Dataset introduction

The training set images are sourced from our previous publications [1-4] and effectively capture the variability in biological structures within brain LSM images. It includes both unannotated and annotated data of tree-like structures (vessels) and dot-like structures (cells involved in neural activity, cell nuclei, Alzheimer’s disease plaque). This diverse training set supports the development of a self-supervised learning method aimed at developing a generalized segmentation model for brain 3D LSM images.

The validation and testing sets include some data of biological structures in the training set (cells involved in neural activity) and new data of microglia cells, which have vessel-like branches and a small cellular body. Performance on these sets indicates the model's ability to generalize.

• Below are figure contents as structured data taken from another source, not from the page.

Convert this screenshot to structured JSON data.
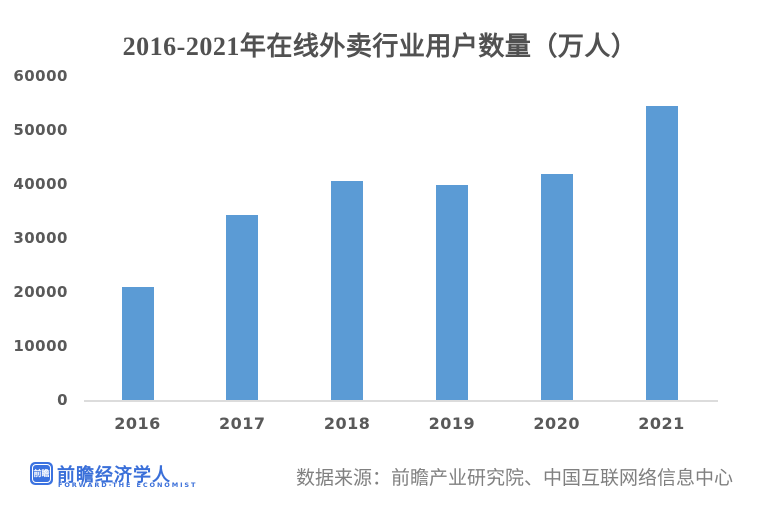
{
  "page": {
    "background": "#ffffff"
  },
  "title": {
    "text": "2016-2021年在线外卖行业用户数量（万人）",
    "color": "#515151"
  },
  "chart_data": {
    "type": "bar",
    "title": "2016-2021年在线外卖行业用户数量（万人）",
    "categories": [
      "2016",
      "2017",
      "2018",
      "2019",
      "2020",
      "2021"
    ],
    "values": [
      20856,
      34338,
      40601,
      39780,
      41883,
      54416
    ],
    "unit": "万人",
    "xlabel": "",
    "ylabel": "",
    "ylim": [
      0,
      60000
    ],
    "yticks": [
      0,
      10000,
      20000,
      30000,
      40000,
      50000,
      60000
    ],
    "grid": false,
    "legend": "none",
    "bar_color": "#5b9bd5",
    "axis_line_color": "#dcdcdc",
    "tick_label_color": "#595959"
  },
  "footer": {
    "logo": {
      "icon_text": "前瞻",
      "icon_bg": "#3b72e0",
      "name": "前瞻经济学人",
      "subtitle": "FORWARD-THE ECONOMIST",
      "color": "#3a6fd9"
    },
    "source": {
      "text": "数据来源：前瞻产业研究院、中国互联网络信息中心",
      "color": "#808080"
    }
  }
}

All image data acquisition followed a routine: structure staining, tissue clearing, and LSM imaging. Depending on the targeted structure, various dyes or stains were employed to selectively bind to specific structures in the sample, enhancing their visibility in contrast to the rest of the sample.

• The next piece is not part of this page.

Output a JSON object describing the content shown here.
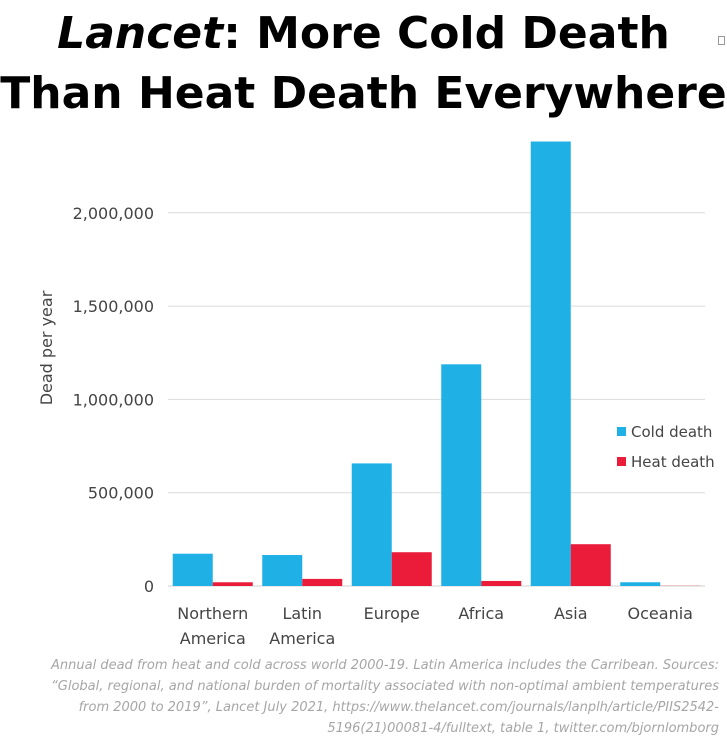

The data is released under a CC-BY-NC license. Any publication using our dataset must cite this challenge and include the following references[1, 2, 3, 4].

[1] D. Kaltenecker et al. Virtual reality empowered deep learning analysis of brain activity. Nature Methods 21: 1306-1315,  2024 Apr. [2] M.I. Todorov et al. Machine learning analysis of whole mouse brain vasculature. Nature Methods 17: 442-449, 2020 Mar. [3] S. Zhao et al. Cellular and molecular probing of intact human organs. Cell 180(4): 796-812, 2020 Feb. [4] H.S. Bhatia et al. Spatial proteomics in three-dimensional intact specimens. Cell 185(26): 5040-5058, 2022 Dec.

Training Set

During training, the unannotated subset including 3D LSM images of various biological structures from mouse and human brain samples, is designed for self-supervised learning. Each 2D plane within the 3D image data is preserved as a 16-bit signed TIFF image file.

A smaller annotated subset with image patches is provided for participants to fine-tune their models. Patches are stored in NIfTI format with 16-bit signed precision and in LPS+ orientation.

1) Training subset with no annotations:
  • 18 brains with cells labeled by neural activity marker,
  • 9 brains with blood vessel marker,
  • 4 brain subregions with cell nucleus marker,
  • 4 brains with Alzheimer's disease plaque marker.
2) Training subset with annotations:
  • 19 brain image patches of cells labeled by neural activity marker with annotation,
  • 24 brain image patches of blood vessel marker with annotation,
  • 12 brain image patches of cell nucleus marker with annotation,
  • 34 brain image patches of Alzheimer's disease plaque marker with annotation.
💡How to download training set:
  • The unannotated subset for self-supervised learning can be downloaded from here. If you meet issues when downloading the dataset, please try wget or ncftpget as following:
  • The annotated subset for fine-tuning is available can be downloaded from here. If you meet issues when downloading, please try wget or ncftpget as following:

Validation Set

In the validation phase (the preliminary test phase), part of the validation set are patches of the same biological structure as the training set, while the rest are patches of a new biological structure. Here are the details:

  • brain image patches of cells labeled by neural activity marker,
  • brain image patches of microglia marker.
✅Have a look of examples from the validation set from here.

Testing Set

In the testing phase (the final test phase), still part of the validation set are patches of the same biological structure as the training set, while the rest are patches of a new biological structure. Here are the details:

  • brain image patches of cells labeled by neural activity marker,
  • brain image patches of microglia marker.